Your wedding entertainment isn’t just a focus for your wedding reception alone. At the many pre-wedding parties hosted for you, music is an important mood-setter, giving your guests lovely sounds to enjoy during your rehearsal dinner, engagement party, bridal shower, even during your wedding morning breakfast or bridal brunch.
At the Pleasantdale Chateau in West Orange, we’ve hosted some of the top NJ wedding entertainers, including wedding bands and DJs, and our wedding ballroom has been filled with romantic slow songs, club dance music, and cultural wedding music from the tarantella to the hora. Our network of preferred vendors includes entertainment companies that also offer talented solo and small-group musical acts that you can book for your pre-wedding parties.
Some of the most popular solo artists, duos and other musicians you’ll find through professional wedding entertainment agencies include pianists, guitarists, harpists, cellists, flutists and singers.
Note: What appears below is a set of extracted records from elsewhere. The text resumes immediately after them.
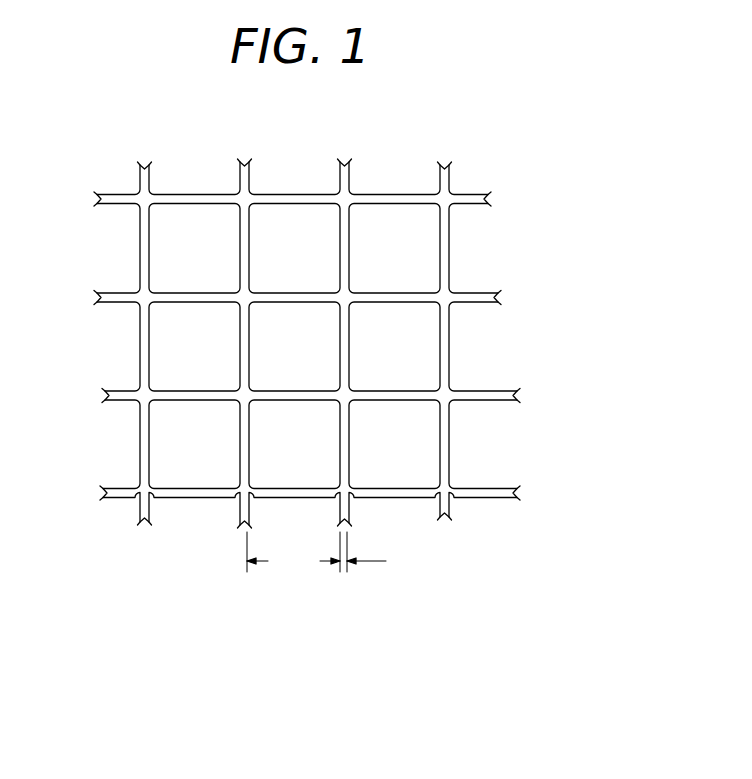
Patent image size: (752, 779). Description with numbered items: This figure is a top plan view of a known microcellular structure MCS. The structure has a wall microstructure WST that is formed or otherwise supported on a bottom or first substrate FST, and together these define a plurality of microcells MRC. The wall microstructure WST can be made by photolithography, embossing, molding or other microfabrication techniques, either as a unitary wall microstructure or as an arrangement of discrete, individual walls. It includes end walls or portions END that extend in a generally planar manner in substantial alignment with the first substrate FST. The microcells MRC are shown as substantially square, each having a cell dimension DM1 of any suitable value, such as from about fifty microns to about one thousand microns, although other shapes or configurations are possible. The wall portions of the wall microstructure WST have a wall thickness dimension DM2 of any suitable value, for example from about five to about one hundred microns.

The first substrate FST is at (296, 250).
The wall microstructure WST is at (240, 277).
The microcells MRC is at (392, 223).
The microcellular structure MCS is at (320, 321).
The end walls or portions END is at (402, 298).
The cell dimension DM1 is at (293, 553).
The wall thickness dimension DM2 is at (390, 553).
And our New Jersey wedding couples have also found fabulous, multi-talented musical performers through our many nearby universities such as Rutgers in New Brunswick, Drew University in Madison, and other colleges that have music departments. Our couples called the university and were soon auditioning talented performers and groups that they booked for their pre-wedding parties. Some couples tell us they fell in love with the pianists they saw at local jazz clubs and guitarists in performance at local bookstores. These gifted musicians are happy to book engagement parties and rehearsal dinners as well as rehearsal dinners and garden weddings, so they may be ideal for your own star-search as you arrange your wedding entertainment for all of your celebrations.
For your at-home, informal parties such as casual engagement parties with friends or friend and family gatherings when you return from your honeymoon, of course you might arrange your own music using your iPod playlist, as a free option that allows you to personalize your song selections. As a fun wedding gift idea from a teen or budget-crunched friend, it’s a new trend for that loved one to custom-mix a playlist just for you, both as the party entertainment and as a treasured gift that’s actually quite priceless.
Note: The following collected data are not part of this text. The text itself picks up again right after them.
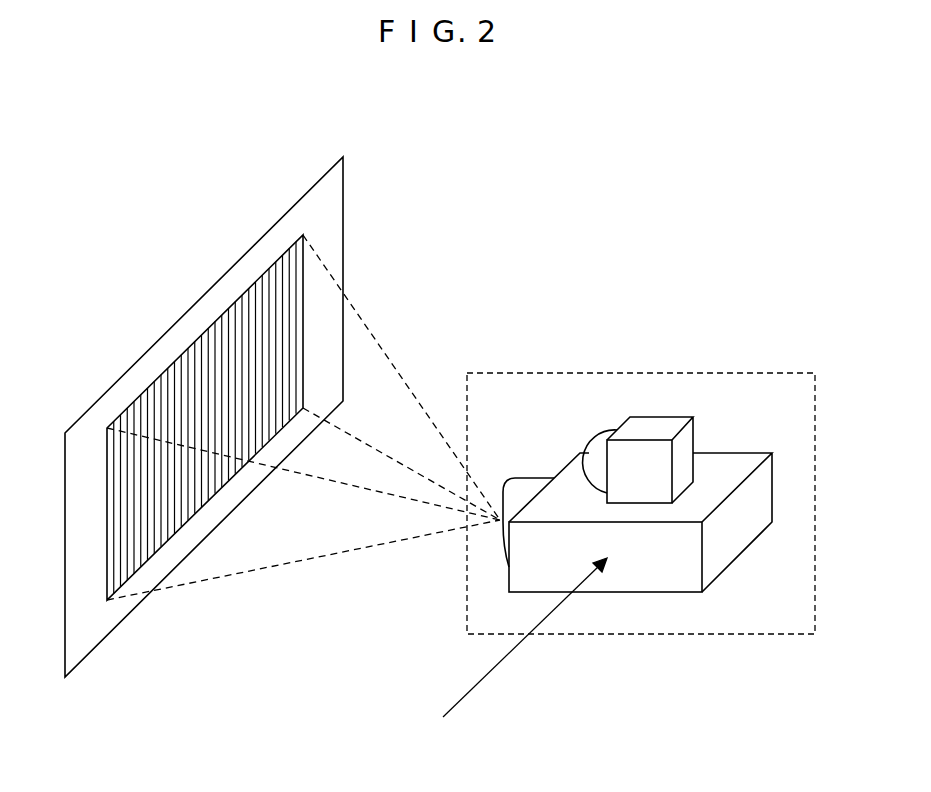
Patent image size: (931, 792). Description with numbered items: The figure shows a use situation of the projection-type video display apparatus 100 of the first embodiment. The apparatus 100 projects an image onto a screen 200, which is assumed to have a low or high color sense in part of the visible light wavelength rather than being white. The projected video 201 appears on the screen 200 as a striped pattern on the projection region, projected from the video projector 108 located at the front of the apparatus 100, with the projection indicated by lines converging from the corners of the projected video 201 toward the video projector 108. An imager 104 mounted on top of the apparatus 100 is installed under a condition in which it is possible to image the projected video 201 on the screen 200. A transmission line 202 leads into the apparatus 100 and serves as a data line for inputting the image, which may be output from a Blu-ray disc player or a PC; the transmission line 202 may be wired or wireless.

The projection-type video display apparatus 100 is at (598, 372).
The imager 104 is at (697, 428).
The video projector 108 is at (502, 541).
The screen 200 is at (115, 383).
The projected video 201 is at (247, 290).
The transmission line 202 is at (493, 669).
Some wedding couples feel that traditional line dances are too cliché for their wedding entertainment, that line dances don’t fit in with their elegant wedding setting, and they may request that their wedding entertainers eliminate all line dances from their reception playlist. However, the line dance is making a comeback in wedding reception entertainment here in the New Jersey region, as it is across the country.
Wedding Entertainment
• Here are the top trends in wedding reception line dances:
• Guests know the steps and moves to the most well-known line dances, and they may feel more confident on the dance floor doing these dances than they do dancing to club music or other ‘free-form’ music.
• Guests love to rush to the dance floor in groups, to do line dances together.
• Kids enjoy line dances tremendously, since they perform them at minor league ballparks such as our nearby popular ballparks in Newark, Bridgewater, Lakewood, Atlantic City, Montclair and also at professional baseball games. When the stadium deejay plays the “Cha Cha Slide” or “Cotton-Eyed Joe,” the kids rush to the aisles to perform the dances, and adults join in as well. The same group thrill can fill your dance floor and give your wedding videographer fabulous footage as guests have a fantastic time showing off their line dance expertise.
• Country line dances may be well-known to your group, especially if you enjoy line dancing nights at your favorite country-western bar in the tri-state area.
• A new trend in wedding entertainment is to include a number of retro line dances such as the Bus Stop and the Hustle…dances that your guests in their 50s and 60s know well, and are happy to perform as a fun-loving group on the dance floor.
A great line dance is a pleasing surprise in wedding entertainment, not a dance floor-clearing loss of your reception’s momentum. So be sure to think about recent friend and family weddings and how line dances were received by your same guests, and if your personal wedding website features a polling tool, ask your guests to cast their votes – line dances or no line dances – to help you decide if you’ll include the wedding reception trend or if you’ll give your wedding deejay or wedding band the ‘do not play’ directive for line dances at your reception.